Women who suffer from vaginismus feel alone, isolated, broken, desperate and depressed. While each of these women is unique, their stories share similar themes. They are in unconsummated relationships on the verge of unraveling. They are unable to bear children. They have lived for too long with the deep pain, shame, and confusion associated with this condition called vaginismus.
Visions for VaginismusMD.com
One of my visions in the creation of the VaginismusMD website was to share the stories as told to me by my patients. In a time when so little scientific information is available about vaginismus, it is actually their stories that have been so important for my own education. These stories are the fabric of vaginismus.
“…I just want a normal marriage, a family, to feel like a normal woman. I can’t take another doctor telling me there is nothing left to do, that I have no other option. I feel like this has stopped my whole life and I’m trapped. I’ve hurt the one I love most and I can’t fix it. Please help me. I don’t know what else to do…”

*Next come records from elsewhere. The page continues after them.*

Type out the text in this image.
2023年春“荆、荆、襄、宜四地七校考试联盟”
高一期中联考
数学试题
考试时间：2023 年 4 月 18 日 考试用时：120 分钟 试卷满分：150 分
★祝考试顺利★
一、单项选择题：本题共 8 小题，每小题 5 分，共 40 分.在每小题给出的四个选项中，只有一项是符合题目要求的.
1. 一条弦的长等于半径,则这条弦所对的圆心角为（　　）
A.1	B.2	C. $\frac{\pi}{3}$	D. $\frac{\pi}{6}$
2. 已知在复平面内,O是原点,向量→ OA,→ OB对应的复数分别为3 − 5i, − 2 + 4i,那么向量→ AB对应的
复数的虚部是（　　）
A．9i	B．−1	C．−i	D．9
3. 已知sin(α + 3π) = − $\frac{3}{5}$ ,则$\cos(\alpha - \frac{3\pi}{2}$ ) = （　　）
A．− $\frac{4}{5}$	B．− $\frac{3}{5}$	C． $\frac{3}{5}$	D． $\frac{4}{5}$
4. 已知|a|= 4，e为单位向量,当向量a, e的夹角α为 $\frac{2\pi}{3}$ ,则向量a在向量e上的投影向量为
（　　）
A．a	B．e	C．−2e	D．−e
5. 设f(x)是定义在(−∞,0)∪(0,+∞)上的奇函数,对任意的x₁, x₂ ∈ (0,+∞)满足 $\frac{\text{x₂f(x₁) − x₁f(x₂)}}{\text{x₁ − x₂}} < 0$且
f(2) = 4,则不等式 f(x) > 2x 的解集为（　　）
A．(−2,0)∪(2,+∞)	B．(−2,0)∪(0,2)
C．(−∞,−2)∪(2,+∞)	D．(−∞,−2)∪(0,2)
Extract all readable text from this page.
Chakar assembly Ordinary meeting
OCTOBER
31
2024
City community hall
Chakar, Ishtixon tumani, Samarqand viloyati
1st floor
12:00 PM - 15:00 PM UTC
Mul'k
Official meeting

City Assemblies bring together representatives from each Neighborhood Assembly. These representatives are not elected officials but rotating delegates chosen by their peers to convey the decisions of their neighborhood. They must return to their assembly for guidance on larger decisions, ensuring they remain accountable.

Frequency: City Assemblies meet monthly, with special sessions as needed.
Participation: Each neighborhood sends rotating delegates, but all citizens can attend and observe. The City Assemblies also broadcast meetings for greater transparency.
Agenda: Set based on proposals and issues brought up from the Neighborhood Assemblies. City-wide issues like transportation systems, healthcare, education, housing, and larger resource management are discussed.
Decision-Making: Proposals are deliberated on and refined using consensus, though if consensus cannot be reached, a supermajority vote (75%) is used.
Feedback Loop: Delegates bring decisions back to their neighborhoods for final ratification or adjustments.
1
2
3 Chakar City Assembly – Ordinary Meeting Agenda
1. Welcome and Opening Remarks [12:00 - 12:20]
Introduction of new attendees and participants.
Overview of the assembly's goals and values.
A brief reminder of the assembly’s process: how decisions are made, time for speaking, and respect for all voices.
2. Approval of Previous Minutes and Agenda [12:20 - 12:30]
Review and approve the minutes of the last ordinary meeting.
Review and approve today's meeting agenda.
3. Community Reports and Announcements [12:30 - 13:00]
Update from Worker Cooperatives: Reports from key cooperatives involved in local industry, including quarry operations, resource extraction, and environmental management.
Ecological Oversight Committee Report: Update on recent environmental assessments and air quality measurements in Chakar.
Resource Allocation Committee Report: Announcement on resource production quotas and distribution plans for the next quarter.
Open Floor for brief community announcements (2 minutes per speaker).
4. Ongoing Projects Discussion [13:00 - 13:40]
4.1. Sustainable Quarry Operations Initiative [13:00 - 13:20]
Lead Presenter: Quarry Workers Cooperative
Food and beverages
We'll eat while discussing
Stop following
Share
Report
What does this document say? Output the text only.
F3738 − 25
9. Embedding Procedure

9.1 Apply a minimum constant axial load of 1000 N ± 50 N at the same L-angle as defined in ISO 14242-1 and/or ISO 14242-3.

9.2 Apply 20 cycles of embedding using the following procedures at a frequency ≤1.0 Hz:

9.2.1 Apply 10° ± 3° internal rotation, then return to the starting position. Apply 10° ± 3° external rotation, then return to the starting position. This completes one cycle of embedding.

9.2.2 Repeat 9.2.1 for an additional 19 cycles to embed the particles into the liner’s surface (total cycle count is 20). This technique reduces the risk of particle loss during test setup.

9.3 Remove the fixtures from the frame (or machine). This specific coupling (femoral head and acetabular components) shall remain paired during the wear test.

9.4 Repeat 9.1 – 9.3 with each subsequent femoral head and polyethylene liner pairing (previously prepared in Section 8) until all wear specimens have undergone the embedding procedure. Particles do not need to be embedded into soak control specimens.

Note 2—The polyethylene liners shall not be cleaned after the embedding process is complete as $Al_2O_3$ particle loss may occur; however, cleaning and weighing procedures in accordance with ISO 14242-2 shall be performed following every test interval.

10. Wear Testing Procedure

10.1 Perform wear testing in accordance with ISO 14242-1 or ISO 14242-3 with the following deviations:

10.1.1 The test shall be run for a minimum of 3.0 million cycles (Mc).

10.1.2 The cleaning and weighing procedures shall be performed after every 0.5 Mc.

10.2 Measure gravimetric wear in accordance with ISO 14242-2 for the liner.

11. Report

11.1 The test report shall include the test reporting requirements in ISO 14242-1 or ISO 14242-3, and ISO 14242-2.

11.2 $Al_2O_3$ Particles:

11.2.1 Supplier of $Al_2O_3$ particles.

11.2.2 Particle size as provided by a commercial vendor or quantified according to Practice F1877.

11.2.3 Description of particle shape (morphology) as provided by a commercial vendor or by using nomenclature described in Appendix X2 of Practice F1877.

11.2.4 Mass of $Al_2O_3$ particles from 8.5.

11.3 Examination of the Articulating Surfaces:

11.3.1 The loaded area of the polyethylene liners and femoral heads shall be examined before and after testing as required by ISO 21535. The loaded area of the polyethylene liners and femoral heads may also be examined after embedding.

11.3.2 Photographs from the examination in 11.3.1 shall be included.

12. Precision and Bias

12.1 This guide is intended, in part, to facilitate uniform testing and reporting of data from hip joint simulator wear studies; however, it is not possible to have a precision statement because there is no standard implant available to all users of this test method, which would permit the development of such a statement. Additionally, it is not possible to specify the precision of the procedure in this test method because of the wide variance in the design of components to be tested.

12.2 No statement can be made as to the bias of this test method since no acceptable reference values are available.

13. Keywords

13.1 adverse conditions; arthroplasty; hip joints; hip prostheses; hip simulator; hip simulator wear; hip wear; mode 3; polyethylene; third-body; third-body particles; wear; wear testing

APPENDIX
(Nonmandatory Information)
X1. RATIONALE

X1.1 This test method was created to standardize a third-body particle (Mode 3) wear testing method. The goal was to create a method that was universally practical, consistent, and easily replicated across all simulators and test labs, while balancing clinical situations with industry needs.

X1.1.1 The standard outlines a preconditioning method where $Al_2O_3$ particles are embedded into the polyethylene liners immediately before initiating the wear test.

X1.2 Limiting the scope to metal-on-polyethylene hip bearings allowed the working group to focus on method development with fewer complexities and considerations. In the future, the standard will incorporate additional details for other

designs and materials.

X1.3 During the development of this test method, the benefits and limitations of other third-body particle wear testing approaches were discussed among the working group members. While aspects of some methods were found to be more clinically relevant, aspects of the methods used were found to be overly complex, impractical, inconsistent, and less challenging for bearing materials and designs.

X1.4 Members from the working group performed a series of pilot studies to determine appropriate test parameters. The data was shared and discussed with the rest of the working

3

“…I cannot tell you how relieved I am to know that there is still some hope for me. I have been practicing insertion with dilators for some time, but not with much benefit. My eight-year relationship is almost on the verge of break-up because of this…”
“For over six years I didn’t know what was wrong with me. How do you begin to explain that you can’t do something as normal as having intercourse?”
At VaginismusMD, we encourage patients to share their stories. Many of the patients I have treated are committed to outreach, to advocate for other women to help spread the word that vaginismus is a real medical condition, not something just in their heads, and to helping others on their journey to a cure.
Allie’s Journey with Vaginismus
I recently received a story from a woman, Allie, whom I will be treating later this year. As I read her story, I was emotionally touched by all the trauma and heartbreak that this woman went through during the first five years of her marriage.
“. . . As we approached our 5th wedding anniversary I dreaded it. It made me absolutely sick to my stomach. I was in a very bad place. I felt like I didn’t even know who I was anymore. This condition was slowing tearing me apart. The 19-year-old girl who was so happy with life and excited about her future had disappeared. I was a 24-year-old women who could not have sex with her husband. I was so angry. Why couldn’t I find someone to help me?”
Allie’s story is so familiar to me and I feel that it is so important to share stories such as “Allie’s Journey with Vaginismus” with my blog and VaginismusMD website readers. Allie’s story and stories of my other patients are the stories that will help break down the walls of silence so that no women suffering from vaginismus will EVER feel ALONE again.